7. Refine the art of collaborating...
"When I collaborate, I usually go in the studio with each artist and do what comes off the top of the head. Sometimes people send me some stuff or people ask me for a song, and I might just have a few already and we just go back and forth over the Internet. But Real Friends, that was just mad because one day I woke up and I heard it on Soundcloud like, 'Oh shit'. Shout out to 'Ye, that's all I'm going to say about that one. I haven't worked with Beyoncé yet, face to face and I haven't worked with Jay Z and those are some of my idols. John Mayer as well, I definitely need to do something with him, he kills it on guitar. The homie Kendrick sent me a pic of him and John Mayer playing together, so, you know, it might happen."
8. Drop the ego...
"I'm not afraid to take other advice from people. Like say I'm just vibing with you and I got some music on and you say something tight, I will use that - and I'll send you your percentage. Like Toot It And Boot It, that was from my cousin TC 4800 and my homie Nando who's now working for YG. They were like, 'Make a song called Toot It And Boot It'. I was like, 'What's that?' They were like, 'You know, when you fuck her and leave her' and I was like cool, I gave them both 5%. That happens any time I've done a song, whether it was the homeboys or the homegirls that give me their idea. Even with Blasé when I was in the studio with the homie, he gave me a line or two for my verse and I was like, that's tight. Most fucking rappers or singers are so up in their ego, they don't want to give it up to people that help them. Fuck that. I give credit where credit's due and you have the song credit."
9. Never stop writing (and keep it backed up)...
"I've got a studio on my bus so I've recorded a lot from the last tour that was with Future in the States, then I had one day off after that and jumped right back on tour here with Krept & Konan.
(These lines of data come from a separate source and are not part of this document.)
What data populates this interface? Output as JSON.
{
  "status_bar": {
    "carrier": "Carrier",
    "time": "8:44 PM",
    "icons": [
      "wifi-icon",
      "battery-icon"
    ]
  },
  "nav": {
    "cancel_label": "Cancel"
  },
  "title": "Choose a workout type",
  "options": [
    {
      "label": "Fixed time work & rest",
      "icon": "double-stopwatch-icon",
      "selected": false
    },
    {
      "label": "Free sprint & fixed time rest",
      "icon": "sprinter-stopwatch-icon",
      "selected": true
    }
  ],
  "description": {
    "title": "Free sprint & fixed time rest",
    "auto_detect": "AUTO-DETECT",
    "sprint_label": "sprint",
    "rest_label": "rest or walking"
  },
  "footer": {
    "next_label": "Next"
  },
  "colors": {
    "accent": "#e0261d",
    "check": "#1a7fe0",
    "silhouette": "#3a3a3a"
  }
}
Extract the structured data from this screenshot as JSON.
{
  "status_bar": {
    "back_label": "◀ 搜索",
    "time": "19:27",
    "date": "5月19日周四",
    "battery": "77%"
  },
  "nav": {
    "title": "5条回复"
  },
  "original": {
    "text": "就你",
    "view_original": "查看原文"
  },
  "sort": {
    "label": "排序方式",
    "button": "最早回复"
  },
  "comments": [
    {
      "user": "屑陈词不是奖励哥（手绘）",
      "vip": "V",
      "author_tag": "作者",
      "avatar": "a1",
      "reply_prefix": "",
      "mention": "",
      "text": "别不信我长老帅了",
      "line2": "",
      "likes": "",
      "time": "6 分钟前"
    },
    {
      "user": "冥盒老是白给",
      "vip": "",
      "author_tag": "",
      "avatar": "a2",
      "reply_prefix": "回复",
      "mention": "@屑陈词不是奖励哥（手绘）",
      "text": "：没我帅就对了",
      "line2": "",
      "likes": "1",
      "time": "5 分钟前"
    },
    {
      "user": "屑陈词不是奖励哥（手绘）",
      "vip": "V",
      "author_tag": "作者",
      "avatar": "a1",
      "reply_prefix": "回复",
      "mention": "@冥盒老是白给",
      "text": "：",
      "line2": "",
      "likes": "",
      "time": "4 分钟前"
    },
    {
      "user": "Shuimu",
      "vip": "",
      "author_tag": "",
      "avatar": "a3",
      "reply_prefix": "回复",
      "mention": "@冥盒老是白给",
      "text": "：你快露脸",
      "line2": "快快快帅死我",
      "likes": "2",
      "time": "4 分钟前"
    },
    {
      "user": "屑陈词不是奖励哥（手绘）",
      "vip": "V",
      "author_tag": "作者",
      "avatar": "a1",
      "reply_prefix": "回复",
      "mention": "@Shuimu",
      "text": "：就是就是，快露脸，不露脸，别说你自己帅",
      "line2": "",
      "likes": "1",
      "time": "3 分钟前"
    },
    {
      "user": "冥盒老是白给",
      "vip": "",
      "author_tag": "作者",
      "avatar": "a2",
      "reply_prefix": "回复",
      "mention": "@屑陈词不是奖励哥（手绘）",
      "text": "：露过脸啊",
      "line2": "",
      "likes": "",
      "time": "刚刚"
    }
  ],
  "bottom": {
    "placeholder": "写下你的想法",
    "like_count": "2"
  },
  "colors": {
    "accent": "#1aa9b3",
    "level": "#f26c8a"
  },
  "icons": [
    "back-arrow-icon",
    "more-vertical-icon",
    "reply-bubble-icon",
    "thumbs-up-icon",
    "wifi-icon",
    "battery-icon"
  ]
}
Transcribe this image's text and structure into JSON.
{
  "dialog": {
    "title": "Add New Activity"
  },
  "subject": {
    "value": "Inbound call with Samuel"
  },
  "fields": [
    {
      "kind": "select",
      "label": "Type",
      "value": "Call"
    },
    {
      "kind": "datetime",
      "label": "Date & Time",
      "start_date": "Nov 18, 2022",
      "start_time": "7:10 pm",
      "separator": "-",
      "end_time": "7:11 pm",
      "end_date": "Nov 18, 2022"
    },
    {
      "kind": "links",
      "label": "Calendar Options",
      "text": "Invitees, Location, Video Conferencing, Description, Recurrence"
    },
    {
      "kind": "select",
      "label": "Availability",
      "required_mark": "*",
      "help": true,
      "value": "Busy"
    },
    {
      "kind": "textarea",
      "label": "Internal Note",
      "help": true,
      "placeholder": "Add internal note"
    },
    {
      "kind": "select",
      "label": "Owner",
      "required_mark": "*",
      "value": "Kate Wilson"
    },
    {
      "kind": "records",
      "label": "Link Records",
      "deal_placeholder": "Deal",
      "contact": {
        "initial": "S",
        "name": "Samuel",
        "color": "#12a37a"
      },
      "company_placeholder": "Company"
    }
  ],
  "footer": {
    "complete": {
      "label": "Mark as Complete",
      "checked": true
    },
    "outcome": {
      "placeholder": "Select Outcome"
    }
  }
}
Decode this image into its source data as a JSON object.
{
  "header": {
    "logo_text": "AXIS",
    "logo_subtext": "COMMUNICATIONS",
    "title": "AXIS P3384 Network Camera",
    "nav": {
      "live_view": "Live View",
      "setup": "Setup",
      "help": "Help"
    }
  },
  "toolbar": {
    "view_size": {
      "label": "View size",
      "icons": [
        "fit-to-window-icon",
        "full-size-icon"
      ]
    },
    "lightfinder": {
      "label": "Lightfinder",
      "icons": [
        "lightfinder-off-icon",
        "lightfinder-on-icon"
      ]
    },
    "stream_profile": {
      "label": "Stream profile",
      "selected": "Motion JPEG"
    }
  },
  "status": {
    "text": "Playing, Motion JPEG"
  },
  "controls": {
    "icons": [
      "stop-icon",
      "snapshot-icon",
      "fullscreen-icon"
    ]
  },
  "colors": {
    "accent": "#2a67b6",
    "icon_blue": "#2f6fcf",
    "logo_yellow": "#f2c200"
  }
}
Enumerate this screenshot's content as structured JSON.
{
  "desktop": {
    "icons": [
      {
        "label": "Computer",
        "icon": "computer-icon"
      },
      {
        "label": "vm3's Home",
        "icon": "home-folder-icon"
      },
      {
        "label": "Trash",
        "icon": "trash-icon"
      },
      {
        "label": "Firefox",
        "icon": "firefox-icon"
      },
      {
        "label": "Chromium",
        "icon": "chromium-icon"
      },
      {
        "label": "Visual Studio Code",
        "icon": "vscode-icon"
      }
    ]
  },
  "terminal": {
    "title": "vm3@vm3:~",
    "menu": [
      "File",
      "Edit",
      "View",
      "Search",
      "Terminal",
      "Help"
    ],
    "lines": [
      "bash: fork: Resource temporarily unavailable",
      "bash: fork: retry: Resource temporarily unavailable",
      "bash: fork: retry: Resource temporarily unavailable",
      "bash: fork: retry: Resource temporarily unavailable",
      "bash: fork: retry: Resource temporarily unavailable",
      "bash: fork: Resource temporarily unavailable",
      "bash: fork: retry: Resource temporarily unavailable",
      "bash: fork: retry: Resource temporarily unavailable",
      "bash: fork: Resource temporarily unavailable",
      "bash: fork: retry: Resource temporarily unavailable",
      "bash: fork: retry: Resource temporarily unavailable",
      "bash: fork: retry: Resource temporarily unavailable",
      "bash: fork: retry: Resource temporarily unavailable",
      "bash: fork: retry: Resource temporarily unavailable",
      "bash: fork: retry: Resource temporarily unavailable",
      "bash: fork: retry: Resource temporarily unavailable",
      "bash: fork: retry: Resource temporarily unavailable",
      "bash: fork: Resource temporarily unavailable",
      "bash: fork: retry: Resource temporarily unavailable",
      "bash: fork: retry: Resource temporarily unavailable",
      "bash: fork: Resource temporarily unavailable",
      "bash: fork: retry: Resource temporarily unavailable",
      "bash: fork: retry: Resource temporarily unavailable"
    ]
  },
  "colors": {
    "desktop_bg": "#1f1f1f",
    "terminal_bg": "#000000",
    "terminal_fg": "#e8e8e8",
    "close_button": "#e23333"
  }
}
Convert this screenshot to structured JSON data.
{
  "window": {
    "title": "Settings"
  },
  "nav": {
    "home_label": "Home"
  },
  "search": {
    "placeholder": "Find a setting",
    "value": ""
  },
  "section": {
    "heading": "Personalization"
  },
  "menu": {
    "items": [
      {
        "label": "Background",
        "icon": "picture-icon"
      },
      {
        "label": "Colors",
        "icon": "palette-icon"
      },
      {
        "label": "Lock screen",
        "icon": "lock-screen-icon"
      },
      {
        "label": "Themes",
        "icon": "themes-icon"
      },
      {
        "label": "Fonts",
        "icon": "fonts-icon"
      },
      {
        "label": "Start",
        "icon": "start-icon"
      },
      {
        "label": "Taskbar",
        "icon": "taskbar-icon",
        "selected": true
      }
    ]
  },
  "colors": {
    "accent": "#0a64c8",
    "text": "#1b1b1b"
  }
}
So I've been recording for a month straight and my computer just kicked out and won't turn back on. I went to four Apple stores and they all told me nothing was wrong with my computer."
10. Envy keeps the creativity flowing...
"There's loads of songs I'm jealous of, but at the moment it's Jeremih, Pass Dat. I love that song. It's written by Starrah [Brittany Hazzard] and of course Rihanna's Work. I love that shit, it's gonna be on the radio for like three years straight, just watch. I mean you've got to be a badman to understand what she's saying."